Depuis près d'un mois, les drapeaux arc-en-ciel habillent les logos de nombre d'entreprises à Montréal. Beaucoup de banques, mais pas que des banques. Nous-mêmes en faisons autant à la Une de ce numéro, dont la manchette porte sur le fait qu'en affaires, comme dans le reste de la société, la communauté LGBT (lesbiennes, gais, bisexuels et transsexuels) est de plus en plus visible et assumée.
L'étalage de ces drapeaux ne fait pas que des heureux. En fait, ceux qui s'en chagrinent le plus sont des militants LGBT eux-mêmes. Un exemple : plusieurs ont choisi de ne pas participer au défilé de la Pride à San Francisco, en juin, jugé trop «corporate». Le fait est qu'aujourd'hui les grandes entreprises qui prennent position contre les lois discriminatoires anti-LGBT de certains États américains se comptent par centaines. Tant mieux. Elles ne veulent pas être du mauvais côté de l'Histoire. Mais elles veulent faire l'Histoire (à la place de la société civile), dénoncent les militants les plus puristes.
«C'est un fragile équilibre, reconnaît Éric Pineault, président et fondateur de Fierté Montréal. Parce que notre événement n'est pas juste culturel, il est aussi politique et revendicateur.» Ajoutez des objectifs d'affaires et vous obtenez un cocktail pour le moins délicat.
Une chose est sûre : si les entreprises privées n'y mettaient pas du leur, de Fierté, il n'y en aurait point. Fierté Montréal, c'est un budget de près de quatre millions de dollars, dont environ la moitié en commandites de services. Les festivaliers, eux, contribuent à hauteur de 5 à 10 %. Les gouvernements financent le quart des opérations. Le reste de la facture, ce sont des entreprises privées qui le payent.

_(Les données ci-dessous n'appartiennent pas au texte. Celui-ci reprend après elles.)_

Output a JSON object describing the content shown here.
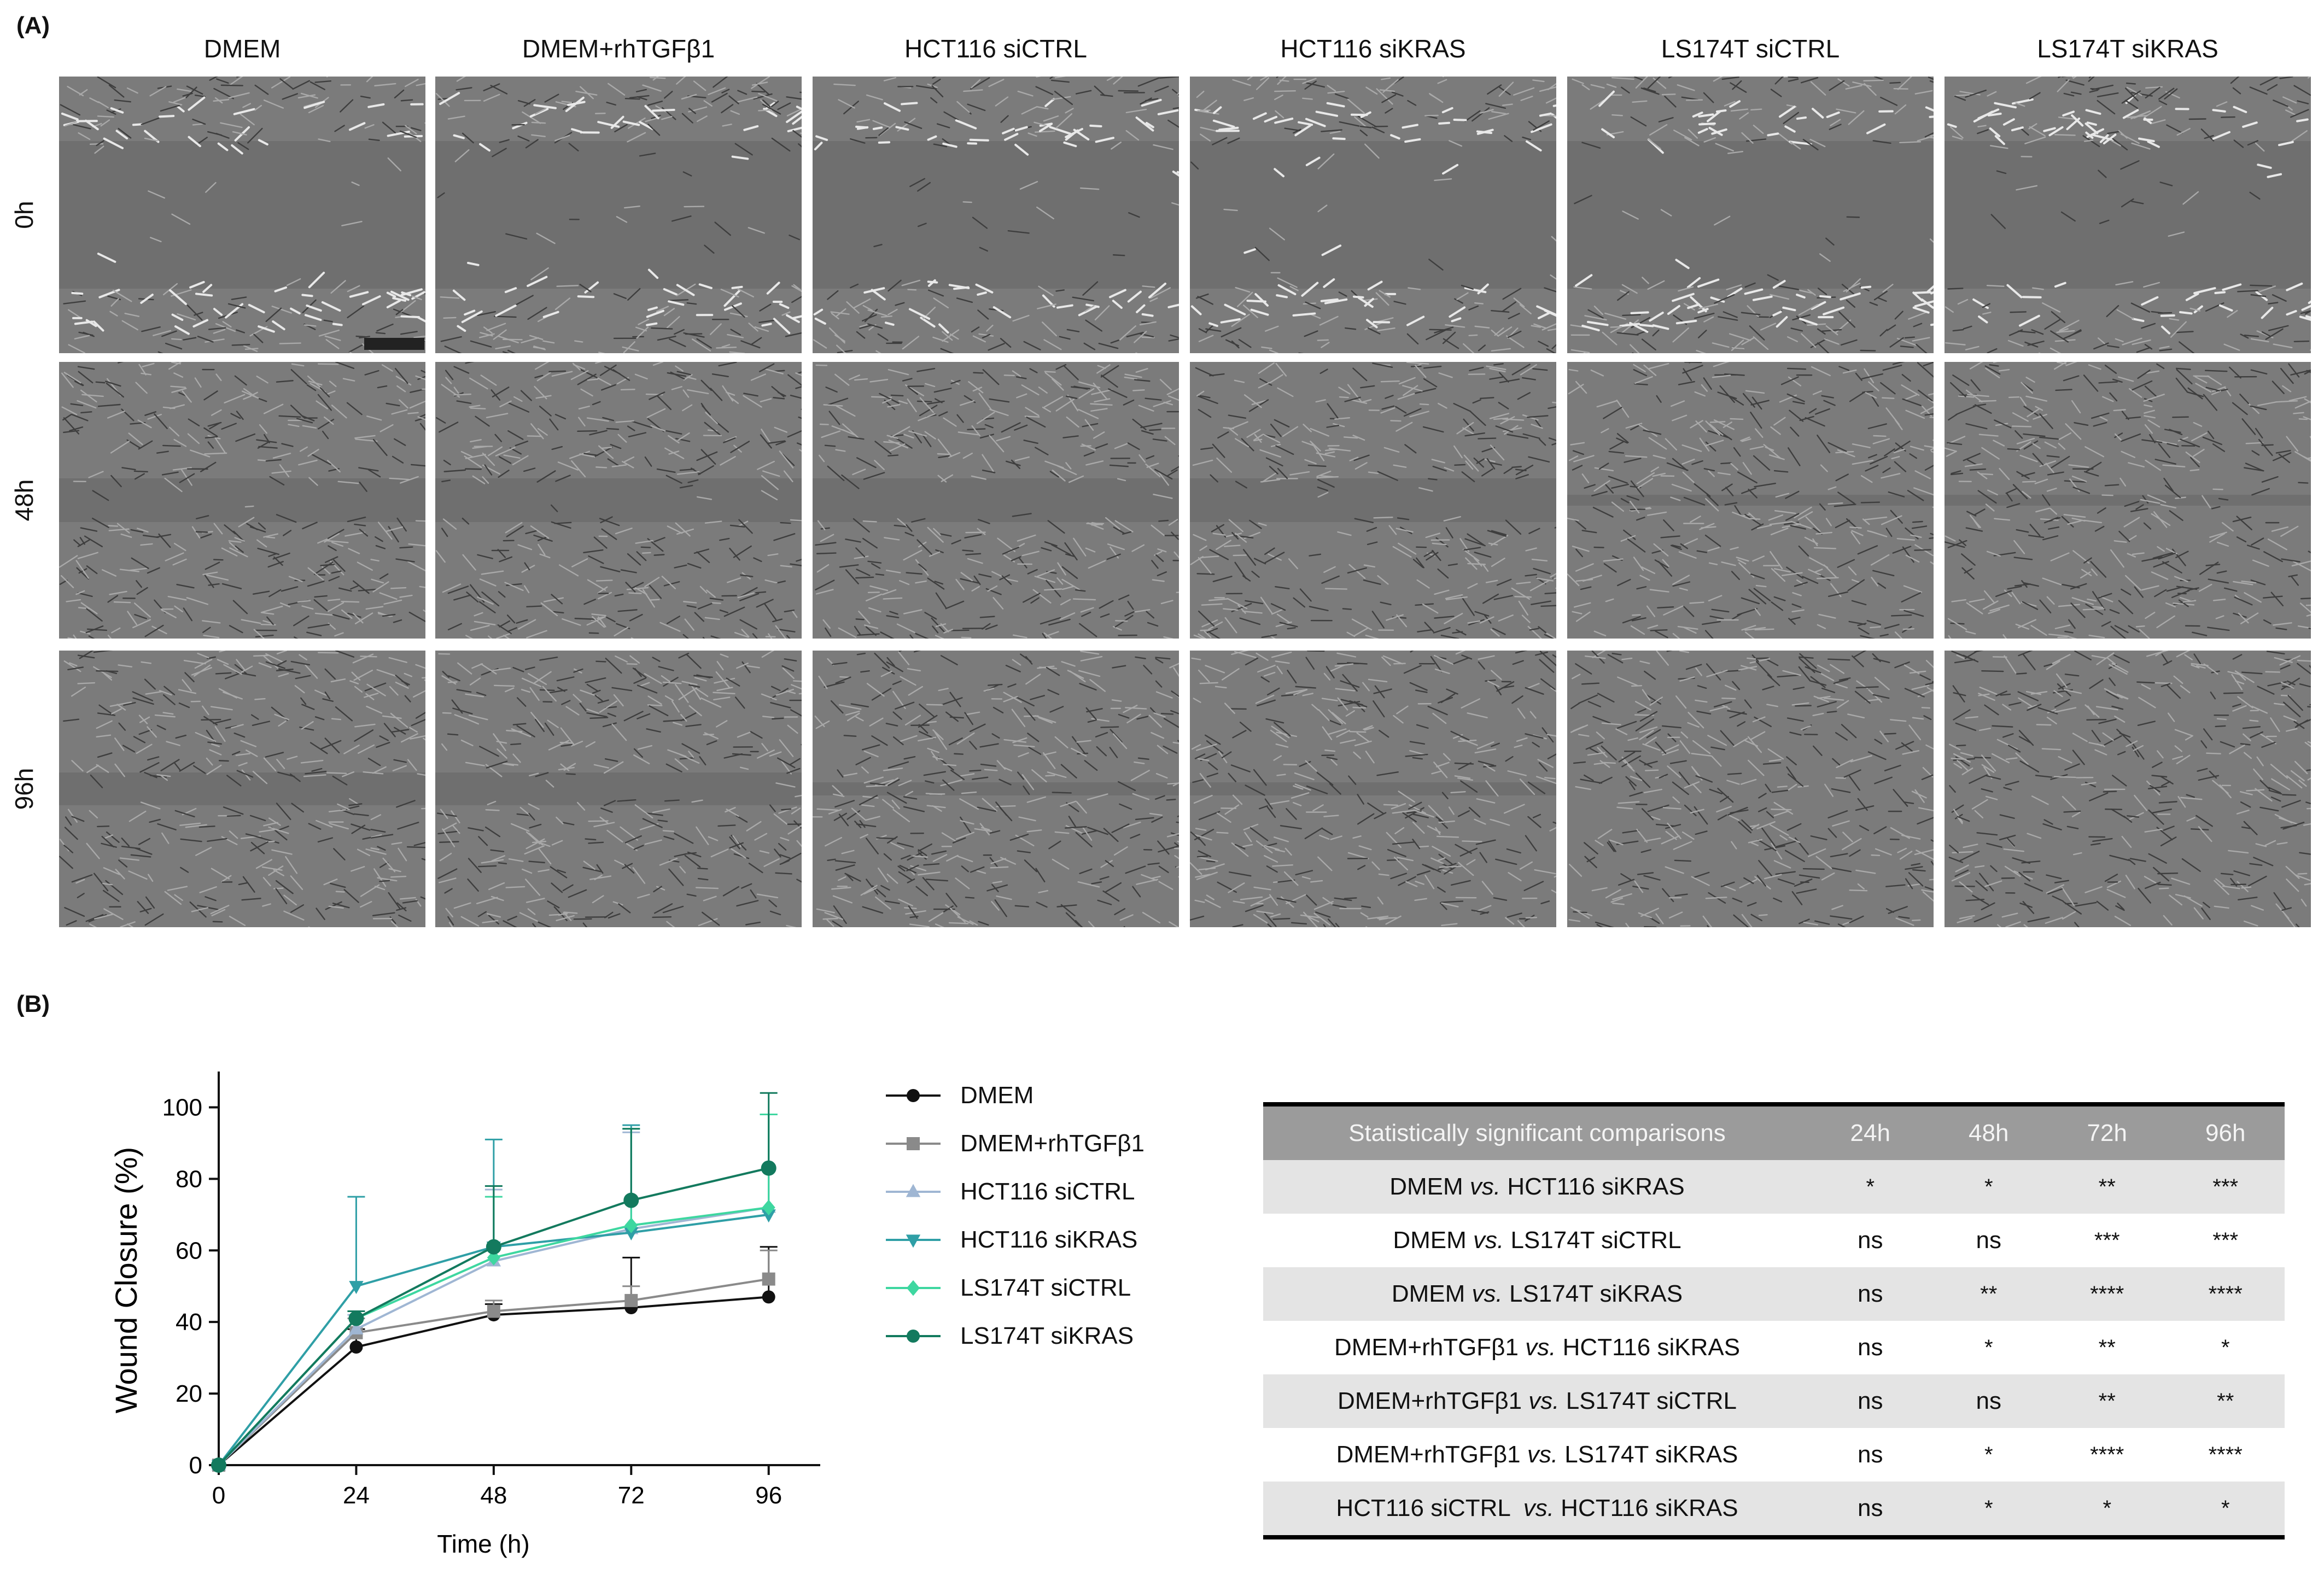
{
  "panel_a": {
    "label": "(A)",
    "columns": [
      "DMEM",
      "DMEM+rhTGFβ1",
      "HCT116 siCTRL",
      "HCT116 siKRAS",
      "LS174T siCTRL",
      "LS174T  siKRAS"
    ],
    "rows": [
      "0h",
      "48h",
      "96h"
    ]
  },
  "panel_b": {
    "label": "(B)",
    "chart_data": {
      "type": "line",
      "xlabel": "Time (h)",
      "ylabel": "Wound Closure (%)",
      "xlim": [
        0,
        105
      ],
      "ylim": [
        0,
        110
      ],
      "x_ticks": [
        0,
        24,
        48,
        72,
        96
      ],
      "y_ticks": [
        0,
        20,
        40,
        60,
        80,
        100
      ],
      "legend_position": "right",
      "series": [
        {
          "name": "DMEM",
          "color": "#111111",
          "marker": "circle",
          "x": [
            0,
            24,
            48,
            72,
            96
          ],
          "y": [
            0,
            33,
            42,
            44,
            47
          ],
          "err": [
            0,
            5,
            3,
            14,
            14
          ]
        },
        {
          "name": "DMEM+rhTGFβ1",
          "color": "#8a8a8a",
          "marker": "square",
          "x": [
            0,
            24,
            48,
            72,
            96
          ],
          "y": [
            0,
            37,
            43,
            46,
            52
          ],
          "err": [
            0,
            4,
            3,
            4,
            8
          ]
        },
        {
          "name": "HCT116 siCTRL",
          "color": "#9fb6d3",
          "marker": "triangle-up",
          "x": [
            0,
            24,
            48,
            72,
            96
          ],
          "y": [
            0,
            38,
            57,
            66,
            72
          ],
          "err": [
            0,
            4,
            20,
            27,
            26
          ]
        },
        {
          "name": "HCT116 siKRAS",
          "color": "#2f9fa6",
          "marker": "triangle-down",
          "x": [
            0,
            24,
            48,
            72,
            96
          ],
          "y": [
            0,
            50,
            61,
            65,
            70
          ],
          "err": [
            0,
            25,
            30,
            30,
            28
          ]
        },
        {
          "name": "LS174T siCTRL",
          "color": "#3ed7a0",
          "marker": "diamond",
          "x": [
            0,
            24,
            48,
            72,
            96
          ],
          "y": [
            0,
            41,
            58,
            67,
            72
          ],
          "err": [
            0,
            2,
            17,
            27,
            26
          ]
        },
        {
          "name": "LS174T siKRAS",
          "color": "#137a5e",
          "marker": "circle",
          "x": [
            0,
            24,
            48,
            72,
            96
          ],
          "y": [
            0,
            41,
            61,
            74,
            83
          ],
          "err": [
            0,
            2,
            17,
            20,
            21
          ]
        }
      ]
    }
  },
  "stats_table": {
    "headers": [
      "Statistically significant comparisons",
      "24h",
      "48h",
      "72h",
      "96h"
    ],
    "rows": [
      {
        "a": "DMEM ",
        "vs": "vs.",
        "b": " HCT116 siKRAS",
        "v": [
          "*",
          "*",
          "**",
          "***"
        ]
      },
      {
        "a": "DMEM ",
        "vs": "vs.",
        "b": " LS174T siCTRL",
        "v": [
          "ns",
          "ns",
          "***",
          "***"
        ]
      },
      {
        "a": "DMEM ",
        "vs": "vs.",
        "b": " LS174T siKRAS",
        "v": [
          "ns",
          "**",
          "****",
          "****"
        ]
      },
      {
        "a": "DMEM+rhTGFβ1 ",
        "vs": "vs.",
        "b": " HCT116 siKRAS",
        "v": [
          "ns",
          "*",
          "**",
          "*"
        ]
      },
      {
        "a": "DMEM+rhTGFβ1 ",
        "vs": "vs.",
        "b": " LS174T siCTRL",
        "v": [
          "ns",
          "ns",
          "**",
          "**"
        ]
      },
      {
        "a": "DMEM+rhTGFβ1 ",
        "vs": "vs.",
        "b": " LS174T siKRAS",
        "v": [
          "ns",
          "*",
          "****",
          "****"
        ]
      },
      {
        "a": "HCT116 siCTRL  ",
        "vs": "vs.",
        "b": " HCT116 siKRAS",
        "v": [
          "ns",
          "*",
          "*",
          "*"
        ]
      }
    ]
  }
}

«L'argent corporatif, c'est un réel soutien. Oui, ils ont beaucoup de visibilité, mais ils servent à faire tous ces petits projets où leurs noms ne sont même pas écrits», souligne Éric Pineault. Un exemple : les événements parrainés par Fierté Montréal en terrain hostile. «L'année dernière, nous sommes allés à Kiev. Il y a eu des bombes, des attaques à l'arme blanche... Cette année, nous étions en Inde, où faire partie de la communauté LBGT est criminel», rappelle-t-il.
Grâce à l'argent du secteur privé, de petits organismes communautaires peuvent prendre part au défilé à coût modique, voire gratuitement. Au-delà des chars allégoriques flamboyants des commanditaires, une kyrielle de petits acteurs de la communauté peuvent se faire connaître. Parce que, n'en déplaise aux puristes, les entreprises aussi sont des acteurs sociaux, et la commandite, un de leurs moyens d'expression.